S. Natale

Ci siamo un po’ troppo rassegnati a pensare che tanto non cambia mai niente. Guardiamo alla nostra vita e ci sembra di avere sempre lo stesso carattere, le stesse ansie, gli stessi errori… Nulla ci cambia davvero. Guardiamo al mondo e ci sembra sempre la stessa cosa – talvolta la stessa fregatura, la stessa politica, sempre gli stessi poveri, le stesse ingiustizie… Spesso diciamo a noi stessi: gli uomini non cambiano mai, sempre dediti ai loro interessi, talvolta lupi rapaci e così anche io non cambierò mai. Io penso che questa sia una delle radici della nostra tristezza.

C’è una tristezza che ci portiamo addosso, che molti si portano addosso e che non è dovuta solo a qualche circostanza difficile, ma alberga in profondità dentro di noi. E anche se la mascheriamo –soprattutto in occasione delle feste– essa si vede. Talvolta, proprio durante le feste, proprio quando “bisognerebbe essere felici” accade che molti sono presi dello sconforto e tutti i problemi che negli anni si erano messi un po’ sotto al tappeto (un lutto, una mancanza, un dissidio famigliare…) riemergono più forti di prima. Ma la tristezza e la rassegnazione si vedono anche da come cerchiamo il riposo, come trascorriamo le nostre ferie e il nostro tempo libero: per molti il bello delle feste sta nel “tirare un po’ il fiato”. Poter non pensare per un momento alle mille preoccupazioni della vita. La festa come distrazione dalla vita! Perché la vita è dura e non cambia mai. Sarà sempre così. Eppure, come diceva un vecchio canto di Natale: “quando la festa è finita, rimane la vita e devi pensare di nuovo…”.

Se c’è un augurio vero, se c’è un Natale vero, vorrei che questo Natale scalfisse la mia rassegnazione, quella caparbia tristezza che mi porto dentro e che continua a farmi credere che tanto non si cambia mai e che nulla di nuovo sorge sotto il sole.
Il poeta americano T.S. Eliot, esprimi in pochi versi amari tutta questa rassegnazione: “nascita e copula e morte / tutto qui, tutto qui, tutto qui / nascita copula e morte. E se tiri le somme è tutto qui: nascita copula e morte”.
Molti oggi la pensano così. Ma c’è qualcosa che può sradicare questa rassegnazione? C’è qualcosa che può dirci “non è tutto qui”? C’è qualcuno che può insegnarci di nuovo a credere nei nostri desideri più autentici e forti? Quello che ho capito in questi anni è che “il coraggio non ce lo si dà da soli” come diceva Manzoni. Se esiste qualcosa, non sono io, non è da me. Solo un Dio ci può salvare.

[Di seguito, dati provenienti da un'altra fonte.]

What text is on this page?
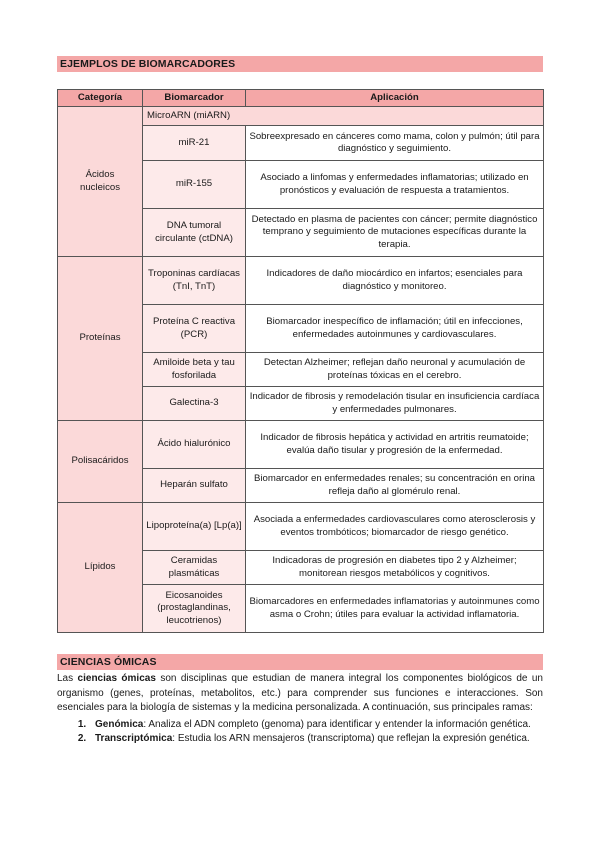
EJEMPLOS DE BIOMARCADORES
Categoría	Biomarcador	Aplicación
Ácidos nucleicos	MicroARN (miARN)	
	miR-21	Sobreexpresado en cánceres como mama, colon y pulmón; útil para diagnóstico y seguimiento.
	miR-155	Asociado a linfomas y enfermedades inflamatorias; utilizado en pronósticos y evaluación de respuesta a tratamientos.
	DNA tumoral circulante (ctDNA)	Detectado en plasma de pacientes con cáncer; permite diagnóstico temprano y seguimiento de mutaciones específicas durante la terapia.
Proteínas	Troponinas cardíacas (TnI, TnT)	Indicadores de daño miocárdico en infartos; esenciales para diagnóstico y monitoreo.
	Proteína C reactiva (PCR)	Biomarcador inespecífico de inflamación; útil en infecciones, enfermedades autoinmunes y cardiovasculares.
	Amiloide beta y tau fosforilada	Detectan Alzheimer; reflejan daño neuronal y acumulación de proteínas tóxicas en el cerebro.
	Galectina-3	Indicador de fibrosis y remodelación tisular en insuficiencia cardíaca y enfermedades pulmonares.
Polisacáridos	Ácido hialurónico	Indicador de fibrosis hepática y actividad en artritis reumatoide; evalúa daño tisular y progresión de la enfermedad.
	Heparán sulfato	Biomarcador en enfermedades renales; su concentración en orina refleja daño al glomérulo renal.
Lípidos	Lipoproteína(a) [Lp(a)]	Asociada a enfermedades cardiovasculares como aterosclerosis y eventos trombóticos; biomarcador de riesgo genético.
	Ceramidas plasmáticas	Indicadoras de progresión en diabetes tipo 2 y Alzheimer; monitorean riesgos metabólicos y cognitivos.
	Eicosanoides (prostaglandinas, leucotrienos)	Biomarcadores en enfermedades inflamatorias y autoinmunes como asma o Crohn; útiles para evaluar la actividad inflamatoria.
CIENCIAS ÓMICAS

Las ciencias ómicas son disciplinas que estudian de manera integral los componentes biológicos de un organismo (genes, proteínas, metabolitos, etc.) para comprender sus funciones e interacciones. Son esenciales para la biología de sistemas y la medicina personalizada. A continuación, sus principales ramas:

1. Genómica: Analiza el ADN completo (genoma) para identificar y entender la información genética.
2. Transcriptómica: Estudia los ARN mensajeros (transcriptoma) que reflejan la expresión genética.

S. Tommaso d’Aquino secoli fa si chiedeva se credere nel Natale era “razionale” o “ragionevole”. È ragionevole credere che Dio si sia fatto uomo? Rispondeva così: se pensiamo a come siamo fatti, alla nostra mediocrità, ci accorgiamo che solo un Dio ci può cambiare. Come questa improvvisa giornate di primavere nell’inverno. Mi ricordano che neanche il tempo dipende da me, ma posso ancora sperare che l’inverno secco e freddo non sia tutto. Sì, perché ci sono giorni, così belli dove è impossibile essere arrabbiati e collerici. Dove è impossibile non sperare.

A Natale accade sempre questo per me: anzitutto sono triste. Non mi vergogno a dirlo: sono triste nel vedere una umanità instupidita e perennemente distratta, distratta dai regali o della cose più inutili, distratta e inconsapevole… mossa da tradizioni di cui ha perso il senso. E sono triste nel pensare anche io non sono poi in fondo da meglio… non sono poi così diverso dagli altri.
Eppure, finita questa Messa, c’è sempre un momento di profonda pace, dove (come per queste giornate di sole) in un attimo mi stupisco davvero che anche quest’anno, nonostante tutto, è Natale e il Signore viene anche per me. C’è un momento dove lo capisco e non importa la mia mediocrità o importa la gente distratta… il Natale non lo faccio io, è il Signore che viene, e viene anche per me.
“E fu il calore di un momento / poi via di nuovo verso il vento” cantava De André descrivendo l’incontro tra l’assassino e il pescatore/Gesù. “Il calore di un momento” l’unico calore vero, l’unico incontro nel quale risiede la radice della nostra speranza. Diceva Montale: “un imprevisto è la sola speranza. Ma mi dicono che è una stoltezza dirselo”. Lo sarà per davvero?